Several mechanisms of ATP7B gene deletions have previously been reported. Alu-mediated MMEJ is a possible mechanism underlying the formation of the 3827 bp deletion in the ATP7B gene (c.3134_3556 + 689del) [30]. Meanwhile, Alu-mediated non-allelic homologous recombination (NAHR) seems to favor the formation of the 2776 bp deletion in the ATP7B gene (c.52-2461_366del2776) [13]. Therefore, we here report the first case with c.532_574del of the ATP7B gene mediated by FoSTeS/MMBIR. Since exactly 1-bp microhomology at the junctions can cause a FoSTeS/MMBIR event, and up to four FoSTeS/MMBIR events occur in the DNA replication phase [14‐16], all reported deletion mutations of the ATP7B gene were reviewed in Additional file 2: Table S1, and the formation of 65.5% (91/139) small deletions as well as 100% (4/4) gross deletions could be explained by single template switch event in MMBIR using the FoSTeS/MMBIR mechanism; the remaining small deletions could result from two FoSTeS/MMBIR events. Although the FoSTeS/MMBIR mechanism still is imperfect, it provides a perspective to explore the occurrence of deletion mutations in the ATP7B gene.
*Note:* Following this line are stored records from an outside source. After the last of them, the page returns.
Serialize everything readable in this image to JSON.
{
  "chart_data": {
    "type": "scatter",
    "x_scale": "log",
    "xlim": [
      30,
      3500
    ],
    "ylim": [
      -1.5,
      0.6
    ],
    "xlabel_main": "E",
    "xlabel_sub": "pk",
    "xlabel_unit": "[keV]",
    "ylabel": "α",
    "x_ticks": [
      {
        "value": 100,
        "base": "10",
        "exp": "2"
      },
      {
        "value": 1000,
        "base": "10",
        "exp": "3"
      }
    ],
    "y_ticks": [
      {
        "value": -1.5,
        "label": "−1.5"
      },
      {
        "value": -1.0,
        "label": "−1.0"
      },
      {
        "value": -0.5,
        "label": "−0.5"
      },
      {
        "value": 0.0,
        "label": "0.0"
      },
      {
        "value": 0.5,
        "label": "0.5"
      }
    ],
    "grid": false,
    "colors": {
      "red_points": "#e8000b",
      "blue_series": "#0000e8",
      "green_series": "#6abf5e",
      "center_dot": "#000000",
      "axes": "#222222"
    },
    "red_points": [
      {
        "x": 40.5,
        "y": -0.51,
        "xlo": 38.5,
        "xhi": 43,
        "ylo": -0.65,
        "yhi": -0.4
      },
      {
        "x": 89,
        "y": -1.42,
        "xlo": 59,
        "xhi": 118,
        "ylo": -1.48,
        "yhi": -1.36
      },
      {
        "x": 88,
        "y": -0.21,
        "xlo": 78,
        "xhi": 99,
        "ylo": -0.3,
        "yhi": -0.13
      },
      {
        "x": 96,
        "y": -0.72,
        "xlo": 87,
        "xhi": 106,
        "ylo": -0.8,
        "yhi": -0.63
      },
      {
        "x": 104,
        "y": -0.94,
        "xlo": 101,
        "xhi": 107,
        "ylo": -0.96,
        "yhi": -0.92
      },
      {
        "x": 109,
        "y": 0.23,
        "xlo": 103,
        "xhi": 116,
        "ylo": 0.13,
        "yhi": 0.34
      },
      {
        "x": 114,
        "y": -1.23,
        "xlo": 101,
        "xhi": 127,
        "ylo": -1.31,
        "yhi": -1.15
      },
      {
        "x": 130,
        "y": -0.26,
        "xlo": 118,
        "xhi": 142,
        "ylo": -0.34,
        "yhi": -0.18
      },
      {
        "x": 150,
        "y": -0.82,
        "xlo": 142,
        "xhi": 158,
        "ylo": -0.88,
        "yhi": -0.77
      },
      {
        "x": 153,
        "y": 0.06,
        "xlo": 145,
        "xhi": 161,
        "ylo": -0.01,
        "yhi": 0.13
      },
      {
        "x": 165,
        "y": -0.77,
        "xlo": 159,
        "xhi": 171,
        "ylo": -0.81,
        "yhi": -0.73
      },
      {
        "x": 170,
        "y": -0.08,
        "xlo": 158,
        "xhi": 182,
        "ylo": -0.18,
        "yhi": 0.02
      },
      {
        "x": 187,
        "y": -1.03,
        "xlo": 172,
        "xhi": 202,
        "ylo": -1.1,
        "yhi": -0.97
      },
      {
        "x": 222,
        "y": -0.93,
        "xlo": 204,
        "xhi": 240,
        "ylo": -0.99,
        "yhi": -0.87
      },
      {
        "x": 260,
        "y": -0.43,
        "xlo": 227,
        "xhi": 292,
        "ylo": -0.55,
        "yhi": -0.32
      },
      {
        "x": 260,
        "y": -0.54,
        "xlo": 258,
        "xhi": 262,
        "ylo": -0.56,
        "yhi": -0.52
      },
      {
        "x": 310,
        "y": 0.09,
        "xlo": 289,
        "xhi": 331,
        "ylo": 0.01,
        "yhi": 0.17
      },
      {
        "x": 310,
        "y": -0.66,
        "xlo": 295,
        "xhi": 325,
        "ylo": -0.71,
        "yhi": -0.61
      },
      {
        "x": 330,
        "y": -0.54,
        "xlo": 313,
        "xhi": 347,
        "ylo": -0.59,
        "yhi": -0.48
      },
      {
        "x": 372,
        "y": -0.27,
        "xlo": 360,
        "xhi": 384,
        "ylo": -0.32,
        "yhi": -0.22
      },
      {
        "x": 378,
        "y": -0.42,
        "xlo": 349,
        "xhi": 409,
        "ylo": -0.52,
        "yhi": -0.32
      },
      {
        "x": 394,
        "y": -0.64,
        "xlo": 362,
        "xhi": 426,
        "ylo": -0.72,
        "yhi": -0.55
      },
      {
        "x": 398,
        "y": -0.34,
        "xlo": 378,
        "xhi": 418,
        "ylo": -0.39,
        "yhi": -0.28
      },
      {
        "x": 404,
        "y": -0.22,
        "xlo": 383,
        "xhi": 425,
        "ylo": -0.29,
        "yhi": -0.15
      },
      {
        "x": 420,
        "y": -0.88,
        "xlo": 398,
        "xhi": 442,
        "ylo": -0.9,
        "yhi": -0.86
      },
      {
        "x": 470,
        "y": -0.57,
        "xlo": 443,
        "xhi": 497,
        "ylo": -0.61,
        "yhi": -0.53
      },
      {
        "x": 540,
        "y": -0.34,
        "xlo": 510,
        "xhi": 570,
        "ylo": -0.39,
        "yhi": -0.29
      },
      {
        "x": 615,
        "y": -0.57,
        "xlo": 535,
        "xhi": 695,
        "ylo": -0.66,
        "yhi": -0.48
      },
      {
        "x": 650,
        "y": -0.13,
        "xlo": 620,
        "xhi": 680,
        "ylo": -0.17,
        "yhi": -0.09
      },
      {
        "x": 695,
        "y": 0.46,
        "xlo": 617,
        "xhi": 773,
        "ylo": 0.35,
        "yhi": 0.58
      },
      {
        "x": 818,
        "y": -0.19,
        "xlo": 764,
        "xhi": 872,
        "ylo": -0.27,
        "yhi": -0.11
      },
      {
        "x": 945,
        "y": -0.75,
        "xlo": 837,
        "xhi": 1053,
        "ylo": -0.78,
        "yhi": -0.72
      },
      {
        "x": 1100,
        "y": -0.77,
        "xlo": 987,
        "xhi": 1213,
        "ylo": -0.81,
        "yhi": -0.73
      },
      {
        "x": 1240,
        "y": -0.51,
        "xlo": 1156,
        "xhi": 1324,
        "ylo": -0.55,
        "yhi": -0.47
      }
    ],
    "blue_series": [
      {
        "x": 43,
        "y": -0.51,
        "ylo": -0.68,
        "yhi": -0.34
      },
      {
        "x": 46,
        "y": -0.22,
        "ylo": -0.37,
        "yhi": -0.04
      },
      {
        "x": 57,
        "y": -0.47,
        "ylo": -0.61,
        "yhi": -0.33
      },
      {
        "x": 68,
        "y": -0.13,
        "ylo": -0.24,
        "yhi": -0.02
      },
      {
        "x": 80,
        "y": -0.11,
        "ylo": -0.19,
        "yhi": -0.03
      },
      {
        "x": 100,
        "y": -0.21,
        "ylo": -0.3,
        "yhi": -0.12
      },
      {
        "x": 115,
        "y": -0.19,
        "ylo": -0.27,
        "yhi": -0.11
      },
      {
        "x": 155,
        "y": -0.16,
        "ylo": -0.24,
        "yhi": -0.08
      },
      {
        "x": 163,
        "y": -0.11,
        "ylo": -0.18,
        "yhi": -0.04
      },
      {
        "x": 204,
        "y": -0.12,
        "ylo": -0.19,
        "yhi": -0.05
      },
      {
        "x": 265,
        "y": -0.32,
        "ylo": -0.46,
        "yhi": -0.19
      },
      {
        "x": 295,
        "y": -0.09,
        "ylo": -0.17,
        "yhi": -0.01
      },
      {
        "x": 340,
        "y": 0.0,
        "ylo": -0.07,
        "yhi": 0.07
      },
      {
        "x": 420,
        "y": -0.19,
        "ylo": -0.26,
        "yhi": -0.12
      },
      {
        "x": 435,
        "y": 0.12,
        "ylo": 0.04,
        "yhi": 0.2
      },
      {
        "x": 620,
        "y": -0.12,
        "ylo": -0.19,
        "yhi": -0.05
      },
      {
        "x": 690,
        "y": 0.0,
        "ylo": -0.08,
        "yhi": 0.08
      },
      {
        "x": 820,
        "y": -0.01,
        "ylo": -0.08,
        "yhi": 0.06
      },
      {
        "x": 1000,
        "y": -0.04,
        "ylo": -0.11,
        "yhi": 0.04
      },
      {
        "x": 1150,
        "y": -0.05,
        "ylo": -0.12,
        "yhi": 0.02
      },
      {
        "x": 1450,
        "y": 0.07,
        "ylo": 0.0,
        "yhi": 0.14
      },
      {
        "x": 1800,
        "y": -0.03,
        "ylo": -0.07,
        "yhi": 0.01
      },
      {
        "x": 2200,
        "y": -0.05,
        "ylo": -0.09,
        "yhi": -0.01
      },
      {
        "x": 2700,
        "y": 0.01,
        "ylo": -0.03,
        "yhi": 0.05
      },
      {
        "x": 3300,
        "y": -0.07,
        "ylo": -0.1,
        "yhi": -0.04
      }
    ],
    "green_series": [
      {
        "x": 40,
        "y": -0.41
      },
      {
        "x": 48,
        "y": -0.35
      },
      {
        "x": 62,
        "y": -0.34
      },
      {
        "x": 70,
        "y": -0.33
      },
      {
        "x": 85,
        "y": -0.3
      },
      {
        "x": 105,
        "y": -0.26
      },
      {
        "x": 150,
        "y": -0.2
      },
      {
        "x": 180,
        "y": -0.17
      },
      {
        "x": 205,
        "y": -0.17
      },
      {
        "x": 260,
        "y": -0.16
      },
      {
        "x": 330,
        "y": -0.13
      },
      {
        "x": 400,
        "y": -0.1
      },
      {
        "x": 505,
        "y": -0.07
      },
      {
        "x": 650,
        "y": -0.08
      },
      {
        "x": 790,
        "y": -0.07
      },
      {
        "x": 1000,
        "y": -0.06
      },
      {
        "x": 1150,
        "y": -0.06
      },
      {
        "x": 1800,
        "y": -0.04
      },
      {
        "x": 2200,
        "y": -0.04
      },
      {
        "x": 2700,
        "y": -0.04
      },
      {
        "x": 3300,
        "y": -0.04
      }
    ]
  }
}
Published studies indicated that FoSTeS/MMBIR is a mitotic event rather than a meiotic one, e.g. somatic mutations associated with the PMP22 and FMR1 genes [16, 31]. Therefore, c.532_574del in the ATP7B gene could have occurred through a single FoSTeS/MMBIR event during the mitotic cell division of somatic cells in grandparents or ancestors of the proband (Fig. 2).